Judge Kevin Phillips was commenting, the NZ Herald reports, as a traffic accident case he wished would be a catalyst for change was before him in court on Wednesday.
'”In my view there is an ongoing difficulty in relation to pedestrians on the streets of Dunedin, where green lights allowing vehicles to move forward are not governed by arrows in relation to right turning,” the judge said.
“This was just an accident waiting to happen and something needs to be done about it.”
Koriana Fay Osborne, the defendant in the case before the District Court, hit a pedestrian while turning right from Castle St into Hanover St when the lights turned green. The pedestrian was also signalled by a green light to cross.
She suffered from whiplash, delayed concussion, a fractured foot and ligament damage. She was in plaster for three weeks and wore a moon boot for six, the publication noted.

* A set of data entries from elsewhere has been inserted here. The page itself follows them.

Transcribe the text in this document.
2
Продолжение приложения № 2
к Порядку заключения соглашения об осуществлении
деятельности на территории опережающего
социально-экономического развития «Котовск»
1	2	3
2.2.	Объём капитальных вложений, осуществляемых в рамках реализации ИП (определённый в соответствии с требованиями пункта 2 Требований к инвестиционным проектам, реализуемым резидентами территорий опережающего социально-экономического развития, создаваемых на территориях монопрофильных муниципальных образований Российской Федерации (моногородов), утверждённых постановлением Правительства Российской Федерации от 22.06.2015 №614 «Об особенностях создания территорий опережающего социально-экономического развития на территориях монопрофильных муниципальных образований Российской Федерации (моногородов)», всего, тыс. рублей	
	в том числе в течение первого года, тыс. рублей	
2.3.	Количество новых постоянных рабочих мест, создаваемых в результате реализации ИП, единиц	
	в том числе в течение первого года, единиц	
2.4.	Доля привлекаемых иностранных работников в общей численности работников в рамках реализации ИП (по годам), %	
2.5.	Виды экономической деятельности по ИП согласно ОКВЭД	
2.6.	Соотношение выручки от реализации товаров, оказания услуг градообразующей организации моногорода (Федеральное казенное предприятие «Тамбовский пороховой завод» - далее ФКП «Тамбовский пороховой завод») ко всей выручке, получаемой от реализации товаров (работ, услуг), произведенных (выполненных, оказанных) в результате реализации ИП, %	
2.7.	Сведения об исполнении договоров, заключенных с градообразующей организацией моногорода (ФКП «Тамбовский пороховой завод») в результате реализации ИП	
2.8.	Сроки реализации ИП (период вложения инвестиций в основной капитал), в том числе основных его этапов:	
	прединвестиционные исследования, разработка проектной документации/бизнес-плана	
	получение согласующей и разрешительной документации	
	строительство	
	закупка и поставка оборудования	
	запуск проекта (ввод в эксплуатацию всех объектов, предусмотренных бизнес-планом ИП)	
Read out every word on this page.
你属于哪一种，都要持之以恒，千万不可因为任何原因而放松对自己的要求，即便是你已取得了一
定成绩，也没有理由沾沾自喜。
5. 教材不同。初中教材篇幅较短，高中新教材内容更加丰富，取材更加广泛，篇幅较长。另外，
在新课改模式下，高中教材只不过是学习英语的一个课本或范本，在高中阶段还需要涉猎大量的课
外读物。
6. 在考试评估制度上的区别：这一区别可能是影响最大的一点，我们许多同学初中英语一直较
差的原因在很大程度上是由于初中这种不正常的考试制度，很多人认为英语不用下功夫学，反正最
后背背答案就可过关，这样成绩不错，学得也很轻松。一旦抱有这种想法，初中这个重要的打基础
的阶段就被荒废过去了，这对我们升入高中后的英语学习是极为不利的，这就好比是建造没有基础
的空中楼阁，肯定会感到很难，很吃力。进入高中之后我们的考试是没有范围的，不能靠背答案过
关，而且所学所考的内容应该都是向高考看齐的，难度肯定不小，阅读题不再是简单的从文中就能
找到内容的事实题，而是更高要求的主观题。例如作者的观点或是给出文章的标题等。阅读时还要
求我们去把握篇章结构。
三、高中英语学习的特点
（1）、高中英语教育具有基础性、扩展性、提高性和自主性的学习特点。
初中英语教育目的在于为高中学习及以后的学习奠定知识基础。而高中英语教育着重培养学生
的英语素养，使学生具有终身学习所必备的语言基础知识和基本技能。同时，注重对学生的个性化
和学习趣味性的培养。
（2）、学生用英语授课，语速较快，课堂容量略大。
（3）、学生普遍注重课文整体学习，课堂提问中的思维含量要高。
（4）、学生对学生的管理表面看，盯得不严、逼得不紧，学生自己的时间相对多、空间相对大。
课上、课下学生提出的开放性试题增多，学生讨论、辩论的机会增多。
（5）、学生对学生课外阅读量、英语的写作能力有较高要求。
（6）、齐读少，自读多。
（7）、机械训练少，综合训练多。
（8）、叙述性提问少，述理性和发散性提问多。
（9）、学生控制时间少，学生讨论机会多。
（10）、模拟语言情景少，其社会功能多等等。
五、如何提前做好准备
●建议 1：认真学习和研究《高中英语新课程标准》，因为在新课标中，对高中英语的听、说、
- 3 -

She said she bore no grudge against Osborne, however, and said the incident was clearly an accident. Osborne immediately attended to the victim after the collision and had sent flowers and a card while she was recovering.
In scathing comments directed at the city council, the judge said that the “council carry a major responsibility for not looking at the way lights are set up.”
“The people who should really be here [in court] are the people who put the lights in place, did what they did and designed them,” he is quoted saying.
The judge dismissed Osborne’s case without conviction but she has been banned from driving for six months. Judge Phillips also agreed that the substantial pillars of the Ford Ranger Osborne was driving affected the defendant’s ability to check the right side of the vehicle for pedestrians.
The court heard that Osborne had been working to enter the Police College and a conviction meant she would have had to give up her dream of becoming a police officer.